7.2. Les absences n'étant pas constitutives d'un temps de travail effectif, elles ne sont pas comptabilisées dans les heures ouvrant droit aux contreparties des heures supplémentaires.
Article 8 - repos compenSateur de remplacement
8.1. En application des dispositions du présent accord relatives au Repos Compensateur de Remplacement énoncées au Titre III ci-après, les heures supplémentaires accomplies au-delà d’une moyenne de 35h par semaine calculée sur la période de référence, donneront lieu à une contrepartie sous forme de repos, en lieu et place du paiement des heures concernées et de leur majoration.
8.2. Le maximum d’heures supplémentaires pouvant donner droit à un repos compensateur est fixé à 35 heures. Toute heure réalisée au-delà sera systématiquement payée.
8.3. Le taux de majoration des heures supplémentaires ainsi payée est déterminé en fonction des dispositions légales.
Article 9 – affichage et contrôle de la durÉe du TRAVAIL
La programmation indicative est portée à la connaissance des salariés, trois mois avant le début de chaque période de référence, par l’intermédiaire d’agendas en ligne partagés et accessibles à tout le personnel de l’Association.
Un compteur individuel est tenu pour chaque salarié concerné par l'aménagement du temps de travail tel que prévu par le présent accord.
Ce compteur individuel est renseigné sur la base des pointages effectués quotidiennement par chaque salarié à la pointeuse.
Chaque salarié est informé du nombre d'heures de travail qu’il a effectuées par un relevé récapitulatif consultable en ligne sur son espace personnel et sécurisé.
Au terme de la période de référence ou à la date du départ du salarié si ce départ intervient au cours de la période de référence, un décompte final sera réalisé comptabilisant l'intégralité des heures effectuées depuis le début de la période de référence.
Article 10 – RÉMUNÉRATION DES SALARIÉS
10.1. Pour éviter une variation du salaire selon les semaines hautes et semaines basses d'activité, la rémunération des salariés est indépendante de l'horaire réellement accompli.
A ce titre, pour les salariés à temps complet, leur rémunération sera lissée sur la base de l'horaire moyen de 35 heures sur toute la période de référence.
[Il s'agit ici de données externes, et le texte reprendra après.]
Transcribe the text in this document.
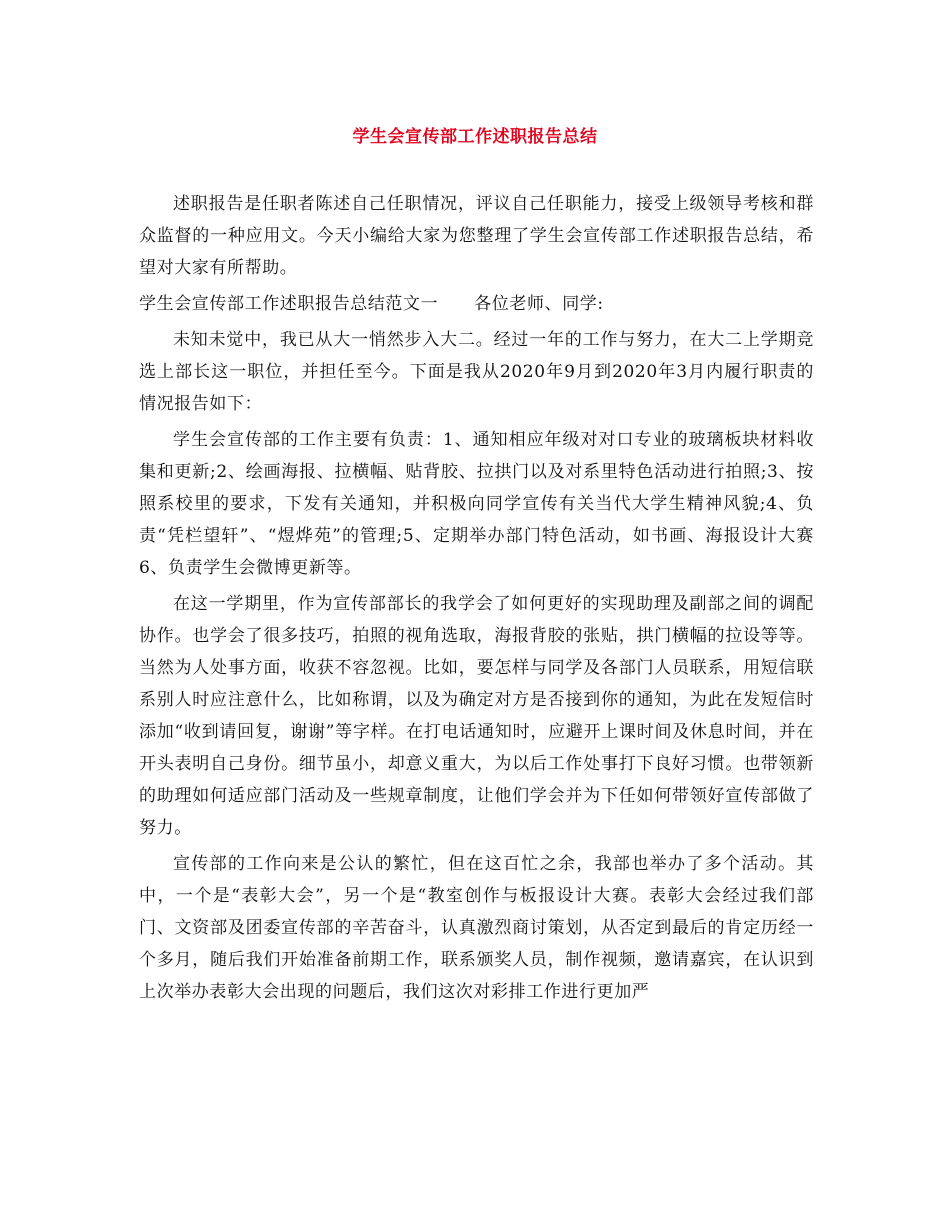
学生会宣传部工作述职报告总结

述职报告是任职者陈述自己任职情况，评议自己任职能力，接受上级领导考核和群众监督的一种应用文。今天小编给大家为您整理了学生会宣传部工作述职报告总结，希望对大家有所帮助。

学生会宣传部工作述职报告总结范文一 各位老师、同学:

未知未觉中，我已从大一悄然步入大二。经过一年的工作与努力，在大二上学期竞选上部长这一职位，并担任至今。下面是我从2020年9月到2020年3月内履行职责的情况报告如下：

学生会宣传部的工作主要有负责：1、通知相应年级对对口专业的玻璃板块材料收集和更新;2、绘画海报、拉横幅、贴背胶、拉拱门以及对系里特色活动进行拍照;3、按照系校里的要求，下发有关通知，并积极向同学宣传有关当代大学生精神风貌;4、负责“凭栏望轩”、“煜烨苑”的管理;5、定期举办部门特色活动，如书画、海报设计大赛6、负责学生会微博更新等。

在这一学期里，作为宣传部部长的我学会了如何更好的实现助理及副部之间的调配协作。也学会了很多技巧，拍照的视角选取，海报背胶的张贴，拱门横幅的拉设等等。当然为人处事方面，收获不容忽视。比如，要怎样与同学及各部门人员联系，用短信联系别人时应注意什么，比如称谓，以及为确定对方是否接到你的通知，为此在发短信时添加“收到请回复，谢谢”等字样。在打电话通知时，应避开上课时间及休息时间，并在开头表明自己身份。细节虽小，却意义重大，为以后工作处事打下良好习惯。也带领新的助理如何适应部门活动及一些规章制度，让他们学会并为下任如何带领好宣传部做了努力。

宣传部的工作向来是公认的繁忙，但在这百忙之余，我部也举办了多个活动。其中，一个是“表彰大会”，另一个是“教室创作与板报设计大赛。表彰大会经过我们部门、文资部及团委宣传部的辛苦奋斗，认真激烈商讨策划，从否定到最后的肯定历经一个多月，随后我们开始准备前期工作，联系颁奖人员，制作视频，邀请嘉宾，在认识到上次举办表彰大会出现的问题后，我们这次对彩排工作进行更加严
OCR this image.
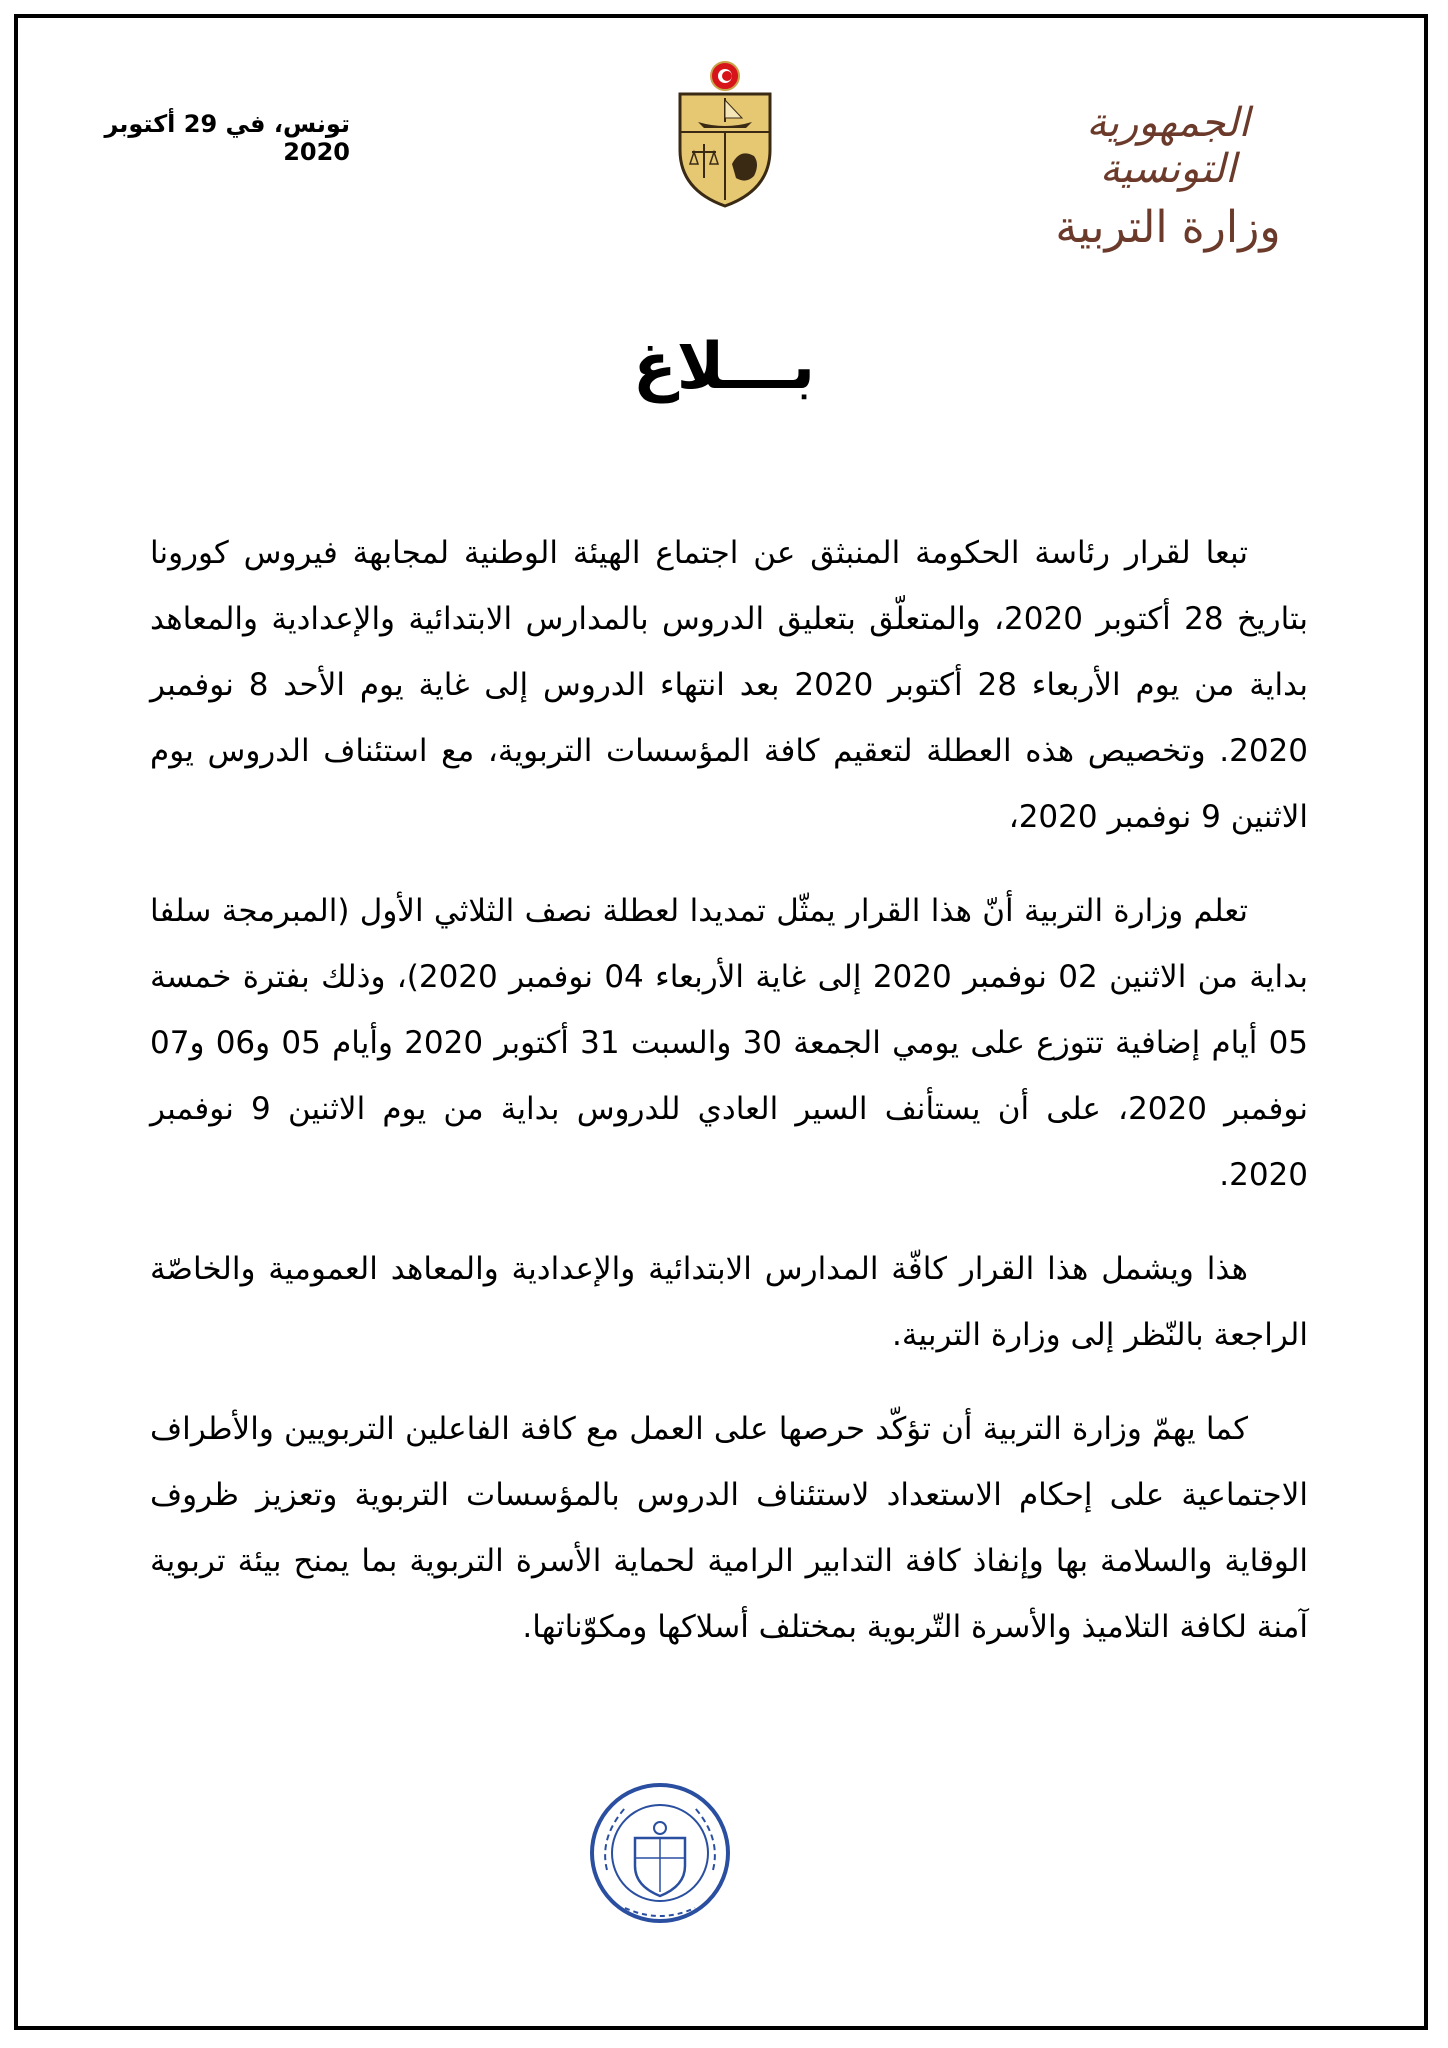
الجمهورية التونسية
وزارة التربية
تونس، في 29 أكتوبر 2020
بـــلاغ

تبعا لقرار رئاسة الحكومة المنبثق عن اجتماع الهيئة الوطنية لمجابهة فيروس كورونا بتاريخ 28 أكتوبر 2020، والمتعلّق بتعليق الدروس بالمدارس الابتدائية والإعدادية والمعاهد بداية من يوم الأربعاء 28 أكتوبر 2020 بعد انتهاء الدروس إلى غاية يوم الأحد 8 نوفمبر 2020. وتخصيص هذه العطلة لتعقيم كافة المؤسسات التربوية، مع استئناف الدروس يوم الاثنين 9 نوفمبر 2020،

تعلم وزارة التربية أنّ هذا القرار يمثّل تمديدا لعطلة نصف الثلاثي الأول (المبرمجة سلفا بداية من الاثنين 02 نوفمبر 2020 إلى غاية الأربعاء 04 نوفمبر 2020)، وذلك بفترة خمسة 05 أيام إضافية تتوزع على يومي الجمعة 30 والسبت 31 أكتوبر 2020 وأيام 05 و06 و07 نوفمبر 2020، على أن يستأنف السير العادي للدروس بداية من يوم الاثنين 9 نوفمبر 2020.

هذا ويشمل هذا القرار كافّة المدارس الابتدائية والإعدادية والمعاهد العمومية والخاصّة الراجعة بالنّظر إلى وزارة التربية.

كما يهمّ وزارة التربية أن تؤكّد حرصها على العمل مع كافة الفاعلين التربويين والأطراف الاجتماعية على إحكام الاستعداد لاستئناف الدروس بالمؤسسات التربوية وتعزيز ظروف الوقاية والسلامة بها وإنفاذ كافة التدابير الرامية لحماية الأسرة التربوية بما يمنح بيئة تربوية آمنة لكافة التلاميذ والأسرة التّربوية بمختلف أسلاكها ومكوّناتها.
10.2. Lorsqu'un salarié n'a pas travaillé pendant la totalité de la période de référence du fait de son embauche ou de son départ au cours de ladite période, une régularisation de sa rémunération sera opérée au terme de la période de référence ou la date de son départ, sur la base du temps réel accompli selon les modalités suivantes :
Si la rémunération perçue (calculée sur la base de l'horaire moyen) est inférieure aux heures réellement travaillées, l’Association versera au salarié le rappel de salaire correspondant, avec paiement des heures supplémentaires le cas échéant.
Si la rémunération perçue (calculée sur la base de l'horaire moyen) est supérieure aux heures réellement travaillées, une régularisation du trop-perçu sera opérée par retenues successives sur les salaires dans la limite du dixième de salaire jusqu'à apurement du solde.
10.3. Les absences indemnisées le seront sur la base de la rémunération lissée (horaire moyen hebdomadaire de 35 heures).
Les absences non indemnisées seront décomptées sur la base du nombre réel d'heures d'absences et calculées sur la base de la rémunération lissée (horaire moyen hebdomadaire de 35 heures).
titre Iii - repos compensateur de remplacement
Le présent accord collectif sur le repos compensateur est conclu en application des articles L.3121-28 et L.3121-33 du Code du travail.
Il a pour objet de fixer les modalités d'application du Repos Compensateur de Remplacement « RCR » : il organise le remplacement du paiement des heures supplémentaires ainsi que leurs majorations par un repos compensateur équivalent.
Article 11 - BENEFICIAIRES
Les dispositions du présent accord s'appliquent aux salariés de l’Association, travaillant à temps plein, dont la durée du travail est décomptée en heures et qui effectuent des heures supplémentaires au-delà de 35 heures de travail par semaine. Les salariés concernés sont ceux exerçant leur activité dans tous les établissements actuels ou futurs de l’Association, qu’ils soient embauchés en contrat à durée indéterminée ou déterminée. Sont également concernés les travailleurs intérimaires mis à disposition de l’Association. Sont exclus les salariés suivants :
Les salariés en alternance (contrats d’apprentissage, contrats de professionnalisation, …) pour lesquels l’organisation du temps de travail sera définie en fonction des contraintes réglementaires et du suivi des enseignements résultant de leurs contrats,
Les salariés en contrat à durée déterminée d’insertion (CDDI).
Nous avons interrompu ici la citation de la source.